Ever since the global financial crisis threw up instances of untrammelled risk-taking by top executives in big banks which put the entire financial system at risk, regulators have been grappling with executive compensation structures that remove such perverse incentives for risk-taking. The Reserve Bank of India’s guidelines last week, specifying how private sector banks in India must design the compensation packages of their CEOs, whole-time directors and material risk-takers, are part of this effort. The latest set of rules represents a fleshing out of RBI’s broader guidelines set in 2012.

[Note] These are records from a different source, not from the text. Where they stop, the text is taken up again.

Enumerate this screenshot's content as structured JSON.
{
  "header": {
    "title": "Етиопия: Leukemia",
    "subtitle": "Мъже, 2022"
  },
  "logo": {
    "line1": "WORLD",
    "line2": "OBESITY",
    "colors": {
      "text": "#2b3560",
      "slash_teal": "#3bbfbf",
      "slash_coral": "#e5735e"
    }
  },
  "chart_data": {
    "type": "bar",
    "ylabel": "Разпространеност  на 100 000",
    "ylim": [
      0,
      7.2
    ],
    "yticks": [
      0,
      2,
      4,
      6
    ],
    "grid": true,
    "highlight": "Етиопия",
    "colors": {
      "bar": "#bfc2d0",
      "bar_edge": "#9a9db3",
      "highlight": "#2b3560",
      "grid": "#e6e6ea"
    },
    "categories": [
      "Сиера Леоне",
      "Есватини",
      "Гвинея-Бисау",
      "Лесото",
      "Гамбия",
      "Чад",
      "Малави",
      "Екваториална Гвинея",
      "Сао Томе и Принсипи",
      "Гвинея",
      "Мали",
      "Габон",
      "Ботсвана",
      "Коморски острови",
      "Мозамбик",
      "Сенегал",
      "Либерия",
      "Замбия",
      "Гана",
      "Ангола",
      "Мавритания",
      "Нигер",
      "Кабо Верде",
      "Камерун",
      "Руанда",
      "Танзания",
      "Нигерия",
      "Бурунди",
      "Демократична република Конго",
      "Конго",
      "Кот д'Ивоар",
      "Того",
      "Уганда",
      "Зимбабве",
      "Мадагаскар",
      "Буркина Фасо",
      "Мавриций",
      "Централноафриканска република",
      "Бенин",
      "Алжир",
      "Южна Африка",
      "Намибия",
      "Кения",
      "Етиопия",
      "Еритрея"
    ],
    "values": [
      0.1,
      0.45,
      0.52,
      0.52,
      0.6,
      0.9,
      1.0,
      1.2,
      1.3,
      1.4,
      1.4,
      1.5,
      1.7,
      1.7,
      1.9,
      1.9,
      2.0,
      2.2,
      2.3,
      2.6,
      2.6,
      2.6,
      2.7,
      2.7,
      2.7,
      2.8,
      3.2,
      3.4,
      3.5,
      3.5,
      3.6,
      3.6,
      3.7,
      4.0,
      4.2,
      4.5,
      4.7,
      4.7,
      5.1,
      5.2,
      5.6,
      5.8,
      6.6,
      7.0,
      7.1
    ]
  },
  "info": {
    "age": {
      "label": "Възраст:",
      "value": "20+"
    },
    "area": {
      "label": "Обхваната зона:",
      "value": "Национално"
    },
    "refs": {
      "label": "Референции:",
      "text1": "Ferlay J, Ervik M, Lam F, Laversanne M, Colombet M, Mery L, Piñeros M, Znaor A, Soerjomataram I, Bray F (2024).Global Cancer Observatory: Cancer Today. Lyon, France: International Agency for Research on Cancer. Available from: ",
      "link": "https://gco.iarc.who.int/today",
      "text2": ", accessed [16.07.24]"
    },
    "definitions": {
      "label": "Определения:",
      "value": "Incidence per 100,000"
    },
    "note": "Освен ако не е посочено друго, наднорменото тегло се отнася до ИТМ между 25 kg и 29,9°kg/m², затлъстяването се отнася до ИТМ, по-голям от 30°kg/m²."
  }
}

Not content with asking bank boards to structure pay packages of their senior executives to align them with risk outcomes, the RBI has now gone ahead to specify how exactly these packages must be structured. While the earlier requirement was merely for a variable component to top management pay, the RBI now requires that at least 50 per cent of the compensation package be variable. From capping variable pay at 70 per cent of fixed pay, the RBI has expanded the limit to 300 per cent. But the catch is that variable pay must now include ESOPs, which may pose knotty problems of valuation from year to year. The most material change though is the stipulation that at least 60 per cent of an executive’s variable pay must be deferred for three years. Banks will be required to compulsorily claw back this deferred pay, in the event of ‘negative’ business performance or significant divergence of its reported NPAs from RBI-assessed numbers. While the intent behind such tweaks is praiseworthy, the concern is whether the RBI is straying too far from principles-based regulation to a rule-based approach that micro-manages banks’ commercial decisions. Private sector banks in any case need the RBI’s explicit approval for the remuneration packages of their CEOs and whole-time directors, making it quite easy for the RBI to vet their proposals for alignment with fair-pay principles. It is also a moot point if pay structures are such a big determinant of top management behaviour or sound governance at banks as the RBI is making them out to be. Top managers’ skin-in-the-game and the independence of bank boards may be far bigger deterrents to undue risk-taking and need greater attention.

The other elephant in the room is that while the RBI is subjecting private sector banks to such elaborate rules, it is essentially powerless to impose its writ on PSBs (public sector banks) that make up over two-thirds of the Indian banking system. In contrast to private sector banks, the key risk-takers at PSBs earn very low monetary compensation that is completely out of sync with market realities, while enjoying outsized perks irrespective of performance. This pay structure, taken with the extremely short tenures of PSB top executives, is a recipe for lack of accountability and even outright corruption. If the RBI is serious about reforming bank incentives, it must prevail on the Centre to loosen its grip on top management appointments at PSBs and pay performance-linked compensation.